Kami lebih sering memilih langsung pulang karena rasanya udah berjam-jam di luar rumah apa nggak mau pulang aja dan kembali kruntelan bertiga?
Memilih untuk tinggal di sekitar kantor juga kan pilihan. Nggak mau punya rumah tapi terus nggak bisa makan malem bareng karena rumahnya jadi jauh dan kelamaan di jalan. Nggak mau punya rumah tapi terus Bebe jadi sama nanny di rumah karena cari daycare susahnya ampun-ampunan.
*
Kalau inget-inget waktu Bebe bayi dulu wahhh hidup tuh nggak segampang sekarang. Blog ini jadi saksinya hahahah.

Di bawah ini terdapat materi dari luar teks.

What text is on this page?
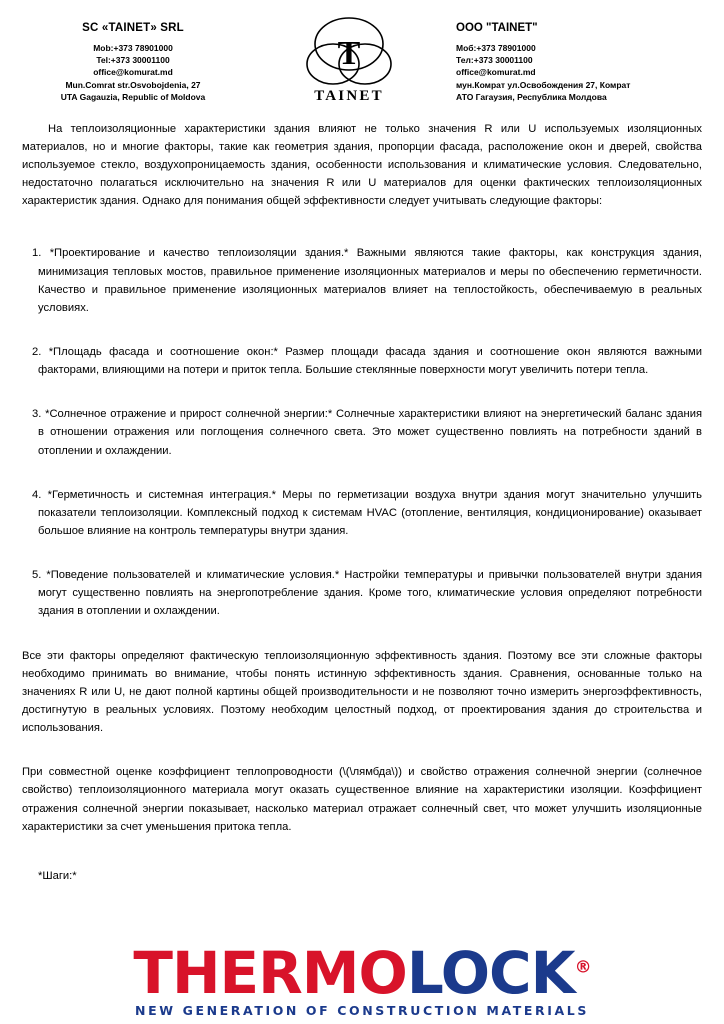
SC «TAINET» SRL
Mob:+373 78901000
Tel:+373 30001100
office@komurat.md
Mun.Comrat str.Osvobojdenia, 27
UTA Gagauzia, Republic of Moldova
T
TAINET
ООО "TAINET"
Моб:+373 78901000
Тел:+373 30001100
office@komurat.md
мун.Комрат ул.Освобождения 27, Комрат
АТО Гагаузия, Республика Молдова

На теплоизоляционные характеристики здания влияют не только значения R или U используемых изоляционных материалов, но и многие факторы, такие как геометрия здания, пропорции фасада, расположение окон и дверей, свойства используемое стекло, воздухопроницаемость здания, особенности использования и климатические условия. Следовательно, недостаточно полагаться исключительно на значения R или U материалов для оценки фактических теплоизоляционных характеристик здания. Однако для понимания общей эффективности следует учитывать следующие факторы:

1. *Проектирование и качество теплоизоляции здания.* Важными являются такие факторы, как конструкция здания, минимизация тепловых мостов, правильное применение изоляционных материалов и меры по обеспечению герметичности. Качество и правильное применение изоляционных материалов влияет на теплостойкость, обеспечиваемую в реальных условиях.

2. *Площадь фасада и соотношение окон:* Размер площади фасада здания и соотношение окон являются важными факторами, влияющими на потери и приток тепла. Большие стеклянные поверхности могут увеличить потери тепла.

3. *Солнечное отражение и прирост солнечной энергии:* Солнечные характеристики влияют на энергетический баланс здания в отношении отражения или поглощения солнечного света. Это может существенно повлиять на потребности зданий в отоплении и охлаждении.

4. *Герметичность и системная интеграция.* Меры по герметизации воздуха внутри здания могут значительно улучшить показатели теплоизоляции. Комплексный подход к системам HVAC (отопление, вентиляция, кондиционирование) оказывает большое влияние на контроль температуры внутри здания.

5. *Поведение пользователей и климатические условия.* Настройки температуры и привычки пользователей внутри здания могут существенно повлиять на энергопотребление здания. Кроме того, климатические условия определяют потребности здания в отоплении и охлаждении.

Все эти факторы определяют фактическую теплоизоляционную эффективность здания. Поэтому все эти сложные факторы необходимо принимать во внимание, чтобы понять истинную эффективность здания. Сравнения, основанные только на значениях R или U, не дают полной картины общей производительности и не позволяют точно измерить энергоэффективность, достигнутую в реальных условиях. Поэтому необходим целостный подход, от проектирования здания до строительства и использования.

При совместной оценке коэффициент теплопроводности (\(\лямбда\)) и свойство отражения солнечной энергии (солнечное свойство) теплоизоляционного материала могут оказать существенное влияние на характеристики изоляции. Коэффициент отражения солнечной энергии показывает, насколько материал отражает солнечный свет, что может улучшить изоляционные характеристики за счет уменьшения притока тепла.

*Шаги:*
THERMOLOCK®
NEW GENERATION OF CONSTRUCTION MATERIALS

JG masih mayan sering pulang malem tapi kami keukeuh pulang bareng biar bisa ngobrol jadi saya jemput Bebe di daycare lalu nunggu di halaman daycare bisa sejam sendiri.
Yang berat kalau bulan puasa, pernah saya tulis blogpostnya di sini: Hidup yang Lebih Baik (Jadi udah open new tab berapa ini? Hahaha)

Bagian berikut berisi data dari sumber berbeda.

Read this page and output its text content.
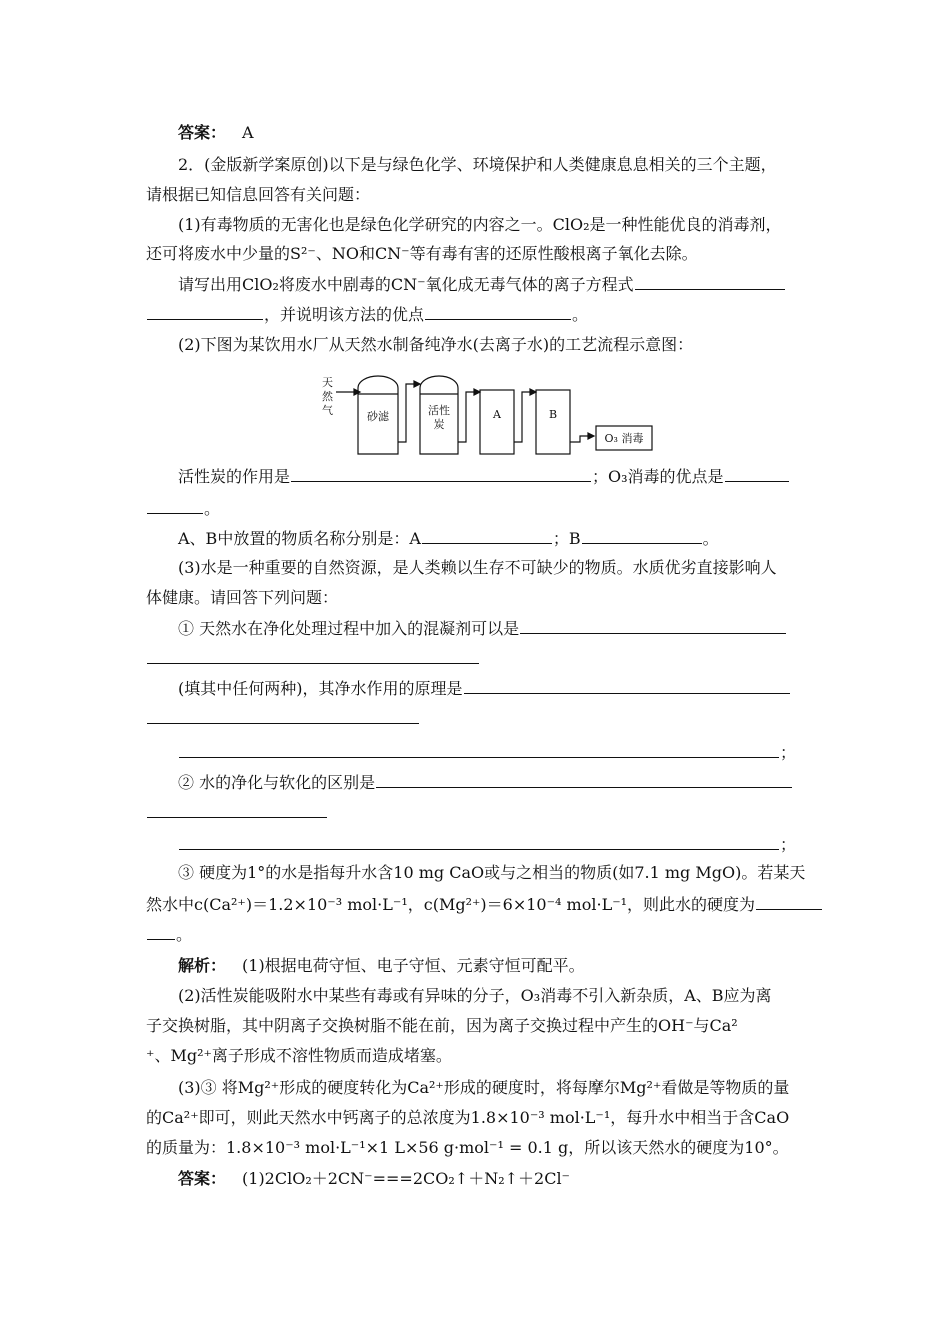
答案： A
2．(金版新学案原创)以下是与绿色化学、环境保护和人类健康息息相关的三个主题，
请根据已知信息回答有关问题：
(1)有毒物质的无害化也是绿色化学研究的内容之一。ClO₂是一种性能优良的消毒剂，
还可将废水中少量的S²⁻、NO和CN⁻等有毒有害的还原性酸根离子氧化去除。
请写出用ClO₂将废水中剧毒的CN⁻氧化成无毒气体的离子方程式
，并说明该方法的优点	。
(2)下图为某饮用水厂从天然水制备纯净水(去离子水)的工艺流程示意图：
天
然
气	砂滤	活性
炭
A	B
O₃ 消毒
活性炭的作用是	；O₃消毒的优点是
。
A、B中放置的物质名称分别是：A	；B	。
(3)水是一种重要的自然资源，是人类赖以生存不可缺少的物质。水质优劣直接影响人
体健康。请回答下列问题：
① 天然水在净化处理过程中加入的混凝剂可以是
(填其中任何两种)，其净水作用的原理是
；
② 水的净化与软化的区别是
；
③ 硬度为1°的水是指每升水含10 mg CaO或与之相当的物质(如7.1 mg MgO)。若某天
然水中c(Ca²⁺)＝1.2×10⁻³ mol·L⁻¹，c(Mg²⁺)＝6×10⁻⁴ mol·L⁻¹，则此水的硬度为
。
解析： (1)根据电荷守恒、电子守恒、元素守恒可配平。
(2)活性炭能吸附水中某些有毒或有异味的分子，O₃消毒不引入新杂质，A、B应为离
子交换树脂，其中阴离子交换树脂不能在前，因为离子交换过程中产生的OH⁻与Ca²
⁺、Mg²⁺离子形成不溶性物质而造成堵塞。
(3)③ 将Mg²⁺形成的硬度转化为Ca²⁺形成的硬度时，将每摩尔Mg²⁺看做是等物质的量
的Ca²⁺即可，则此天然水中钙离子的总浓度为1.8×10⁻³ mol·L⁻¹，每升水中相当于含CaO
的质量为：1.8×10⁻³ mol·L⁻¹×1 L×56 g·mol⁻¹ = 0.1 g，所以该天然水的硬度为10°。
答案： (1)2ClO₂＋2CN⁻===2CO₂↑＋N₂↑＋2Cl⁻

Karena pilihannya naik taksi pulang berdua atau nunggu. Saya dan Bebe lebih sering nunggu karena waktu itu rasanya nggak mampu kalau harus pulang pake taksi setiap hari. Baru ada GoJek dan nggak sanggup bawa balita naik GoJek, belum ada GoCar atau GrabCar.
Dua tahun belakangan penghasilan udah lebih baik, udah nggak mikir dua kali lah kalau harus naik taksi atau GoCar gitu. Keuangan udah lebih stabil dibanding dulu, uang SD Bebe udah lunas kebayar, udah mulai nabung buat SMP dan SMA.
Jadi baru sekarang rasanya kami valid untuk bilang: Money can’t buy happiness.
Masih pengen classic Chanel bag sih emang 😂tapi semua yang kami punya cukup kok . Semua yang kami punya sudah layak dirayakan. Semua yang kami punya, layak disyukuri karena toh lebih dari yang kami butuhkan selama ini.
Lebih dari yang kami butuhkan untuk bertahan hidup lho ya, bukan bertahan untuk keinginan yang selamanya nggak akan pernah habis.
*
Lalu mikir lagi, saya bilang “eh menurut aku kita bisa sampai di sini karena kita nggak pakai standar society untuk segalanya. Kita punya standar kita sendiri dan nggak gampang kebawa orang lain”.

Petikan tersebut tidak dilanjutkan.